Der Schwerpunkt liegt dabei in folgenden Bereichen:
• Soziale Sicherheit
Durch entsprechende Musizierangebote gelingt es, eine entspannte und anforderungsfreie Atmosphäre zu schaffen. Nur in einer vertrauensvollen Umgebung können Alltagsspannungen und Ängste durch Leistungsdruck abgebaut und die aktive Mitarbeit des Kindes gefördert werden. Beziehung kann wachsen.
• Wahrnehmungsprozesse
Musikinstrumente sind ein attraktives Material, an dem die eigene Wirksamkeit lustvoll erprobt werden kann. Das Spiel auf den Instrumenten hilft, Hören, Fühlen und Sehen aufeinander abzustimmen und zu kanalisieren. Das schützt vor Reizüberflutung und den damit verbundenen Rückzugstendenzen.
• Kommunikation
Gemeinsames Musizieren beruht auf dialogischen Prinzipien, die sich auch ohne Sprache ereignen. Das Kind fühlt sich bestätigt, angenommen und ermutigt. Es kann Fähigkeiten des sozialen Miteinanders entwickeln, die auch eine Förderung der sprachlichen Ausdrucksmöglichkeiten begünstigen.
• Sprache
Rhythmisch-musikalische Elemente helfen, das Sprechtempo und das sogenannte „Poltern“ zu regulieren. Speziell beim Singen werden der Wortfluss und bis zu einem gewissen Grad auch Artikulationsprobleme positiv beeinflusst.

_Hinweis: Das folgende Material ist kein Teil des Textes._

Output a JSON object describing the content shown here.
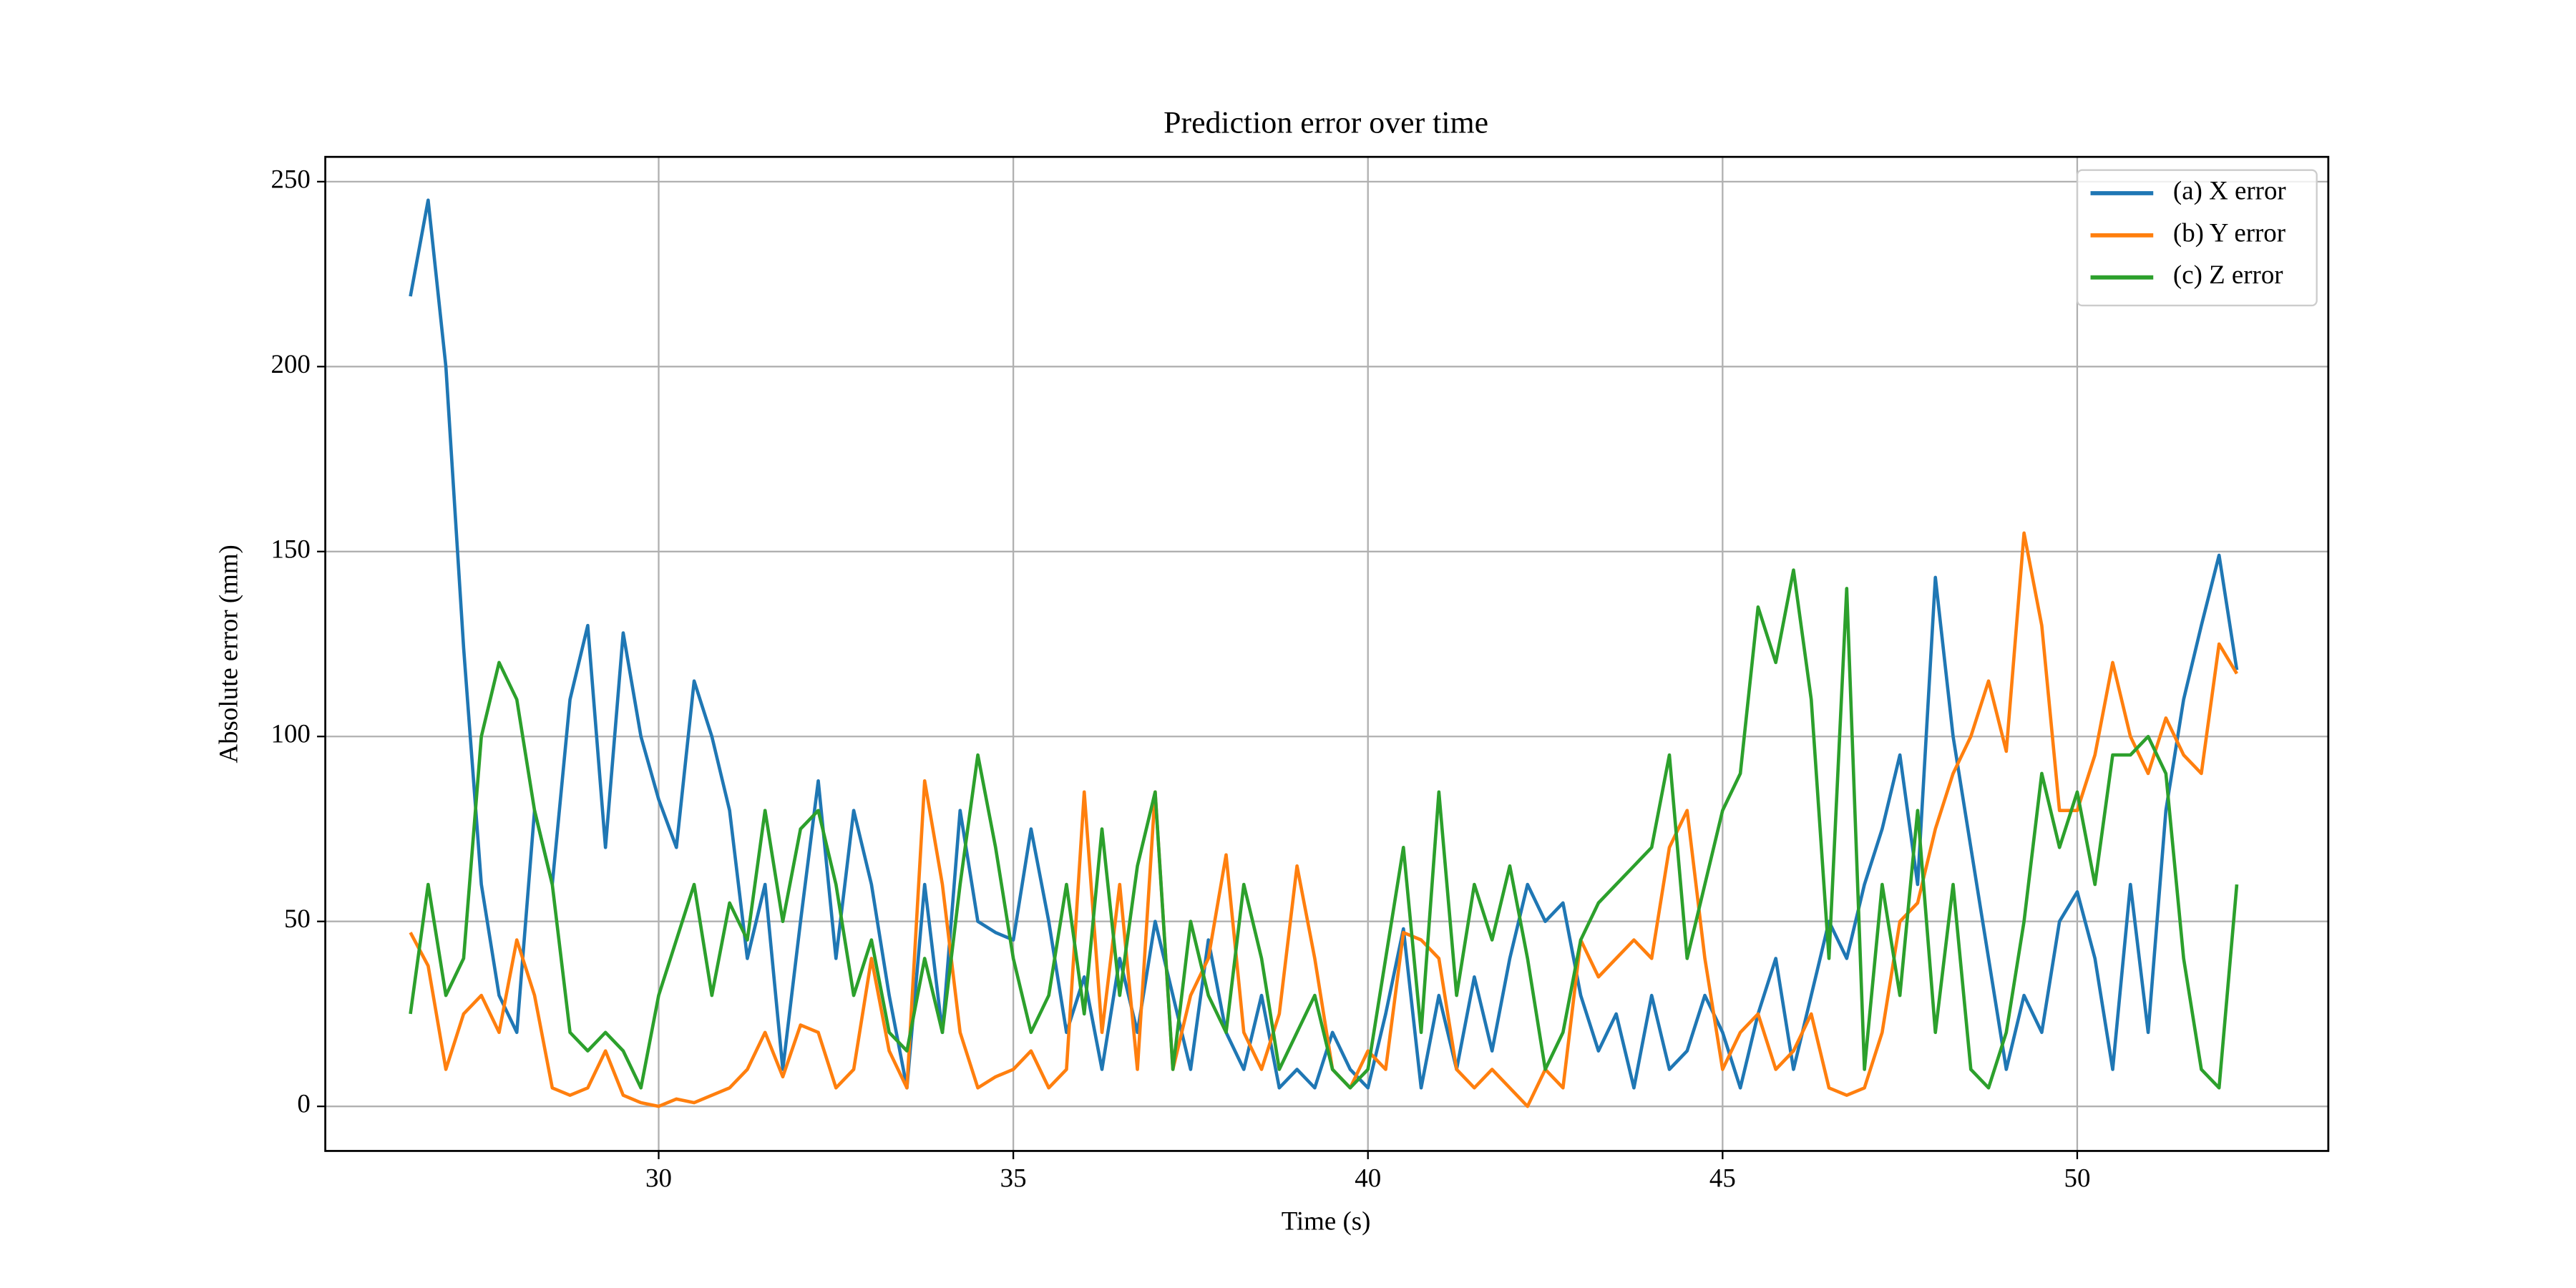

Gelingt es in der Musiktherapie, eine tragende Beziehung zu dem Kind aufzubauen, wächst es an der Wertschätzung, die es erfährt. Das Selbstwertgefühl, die Eigenständigkeit und Impulskontrolle können sich behutsam entwickeln. Letztendlich geht es um das seelische Wohlergehen des Kindes und damit auch seines näheren Umfeldes – der Familie.